· 2 min read

The photo wall I rebuilt eight times

Putting a few photos on a page turned into the most-reworked thing on the site. A short tour of the churn.

The plan was simple: put a few photos on the homepage. It became the most-reworked thing on the site by a wide margin, and almost none of the rework was bugs. It was me looking at a version that worked and deciding it didn’t.

First it was a single tall column of big images — clean, but you had to scroll past the whole roll to reach anything else. So I made a grid. The grid wanted a way to see a photo full size, so I added a lightbox: click a frame, it opens over a dimmed page, arrow keys and swipe to move between shots, no reload. Then the homepage wanted its own smaller version of that, so the lead photo got a thumbnail strip under it — click a thumb, the big one swaps in place.

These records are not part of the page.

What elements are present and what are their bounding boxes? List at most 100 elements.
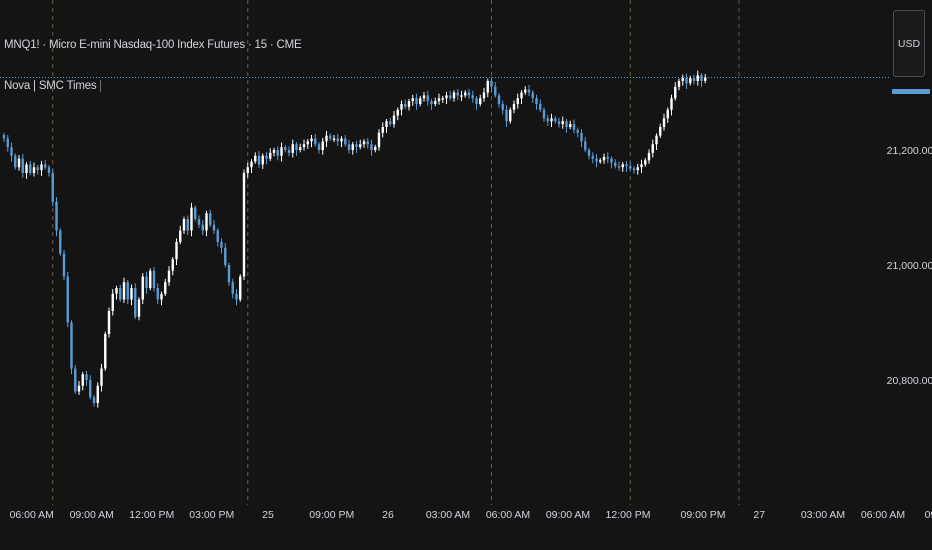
candle-body — [152, 270, 156, 288]
candle-body — [14, 155, 17, 168]
candle-body — [606, 156, 609, 159]
candle-body — [257, 155, 261, 165]
candle-body — [640, 164, 643, 168]
candle-body — [400, 104, 403, 110]
candle-body — [134, 288, 137, 317]
candle-body — [107, 311, 111, 334]
candle-body — [212, 224, 216, 231]
candle-body — [272, 150, 276, 153]
currency-button[interactable]: USD — [893, 10, 925, 77]
candle-body — [366, 141, 369, 145]
candle-body — [269, 152, 272, 159]
candle-body — [344, 138, 347, 145]
indicator-label[interactable]: Nova | SMC Times — [4, 80, 102, 92]
candle-body — [351, 144, 354, 150]
candle-body — [464, 92, 467, 96]
candle-body — [29, 164, 32, 173]
candle-body — [66, 276, 69, 323]
candle-body — [51, 173, 54, 202]
candle-body — [175, 242, 178, 260]
candle-body — [197, 219, 201, 225]
candle-body — [171, 259, 174, 271]
candle-body — [647, 152, 651, 161]
candle-body — [576, 129, 579, 133]
candle-body — [40, 164, 43, 171]
candle-body — [317, 144, 321, 150]
candle-body — [479, 98, 482, 104]
candle-body — [239, 276, 242, 300]
candle-body — [104, 334, 107, 369]
candle-body — [415, 98, 418, 104]
candle-body — [524, 89, 527, 93]
price-tick-label: 20,800.00 — [887, 375, 932, 387]
candle-body — [306, 141, 309, 145]
candle-body — [89, 380, 92, 398]
candle-body — [625, 164, 628, 167]
candle-body — [426, 95, 429, 102]
price-axis[interactable]: 21,200.00 21,000.00 20,800.00 — [887, 145, 932, 387]
candle-body — [59, 230, 62, 254]
candle-body — [190, 207, 193, 231]
candle-body — [497, 95, 501, 104]
candle-body — [235, 293, 238, 300]
time-tick-label: 06:00 AM — [861, 509, 905, 521]
candle-body — [696, 75, 699, 81]
candle-body — [490, 81, 493, 87]
candle-body — [10, 147, 13, 156]
candle-body — [580, 132, 583, 142]
time-tick-label: 09:00 AM — [546, 509, 590, 521]
candle-body — [242, 173, 246, 277]
candle-body — [674, 86, 677, 99]
candle-body — [411, 98, 414, 102]
candle-body — [396, 109, 399, 116]
time-tick-label: 06:00 AM — [10, 509, 54, 521]
candle-body — [347, 144, 351, 150]
symbol-title[interactable]: MNQ1! · Micro E-mini Nasdaq-100 Index Fu… — [4, 39, 302, 51]
candle-body — [137, 299, 141, 317]
candle-body — [231, 282, 234, 294]
candle-body — [156, 288, 159, 300]
candle-body — [36, 167, 39, 171]
candle-body — [449, 95, 452, 99]
candle-body — [85, 374, 88, 380]
candle-body — [17, 158, 21, 168]
time-tick-label: 09:00 PM — [681, 509, 726, 521]
time-axis[interactable]: 06:00 AM 09:00 AM 12:00 PM 03:00 PM 25 09:00 … — [10, 509, 932, 521]
candle-body — [685, 78, 688, 84]
candle-body — [531, 92, 534, 99]
candle-body — [677, 81, 681, 87]
candle-body — [554, 118, 557, 122]
candle-body — [164, 282, 167, 294]
candle-body — [407, 101, 411, 107]
candle-body — [160, 293, 163, 300]
candle-body — [6, 138, 9, 148]
candle-body — [542, 109, 546, 119]
candle-body — [77, 385, 81, 392]
candle-body — [55, 201, 58, 231]
last-price-marker — [892, 89, 930, 94]
candle-body — [62, 253, 66, 277]
time-tick-label: 06:00 AM — [486, 509, 530, 521]
candle-body — [692, 78, 696, 81]
candle-body — [621, 164, 624, 168]
candle-body — [681, 78, 684, 81]
candle-body — [404, 104, 407, 107]
candle-body — [209, 213, 212, 225]
candle-body — [216, 230, 219, 242]
candle-body — [430, 101, 433, 104]
candle-body — [295, 144, 298, 150]
candle-body — [167, 270, 171, 283]
time-tick-label: 12:00 PM — [129, 509, 174, 521]
candle-body — [610, 158, 613, 163]
time-tick-label: 09:00 PM — [309, 509, 354, 521]
candle-body — [539, 104, 542, 110]
candle-body — [224, 247, 227, 265]
candle-body — [482, 92, 486, 99]
candle-body — [265, 155, 268, 159]
candle-body — [456, 92, 459, 96]
candle-body — [340, 138, 343, 142]
candle-body — [419, 98, 422, 104]
time-tick-label: 26 — [382, 509, 394, 521]
candle-body — [467, 92, 471, 96]
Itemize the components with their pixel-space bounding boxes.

Then the real questions showed up, the ones “put some photos up” hides:

  • Crop the thumbnails into tidy squares, or letterbox them and show the whole frame? Letterbox. Don’t crop someone’s photo to make a grid look neater.
  • If you letterbox, what color are the bars? I used a soft grey and it read as a box around every photo. It should be the page background, so the photo just floats.
  • Five photos in the strip, or all of them? All of them, scrolling sideways.
  • Does the big frame jump around when you swap a portrait for a landscape? Yes — until I pinned it to one aspect ratio and let each photo fit inside.

The last fix was a two-pixel outline on the selected thumbnail that looked off-center. The scroll strip clips vertically, so an outline drawn outside the box got its top edge cut. Moved it inside the box; done.

None of these were hard. There were just a lot of them, hiding behind four words.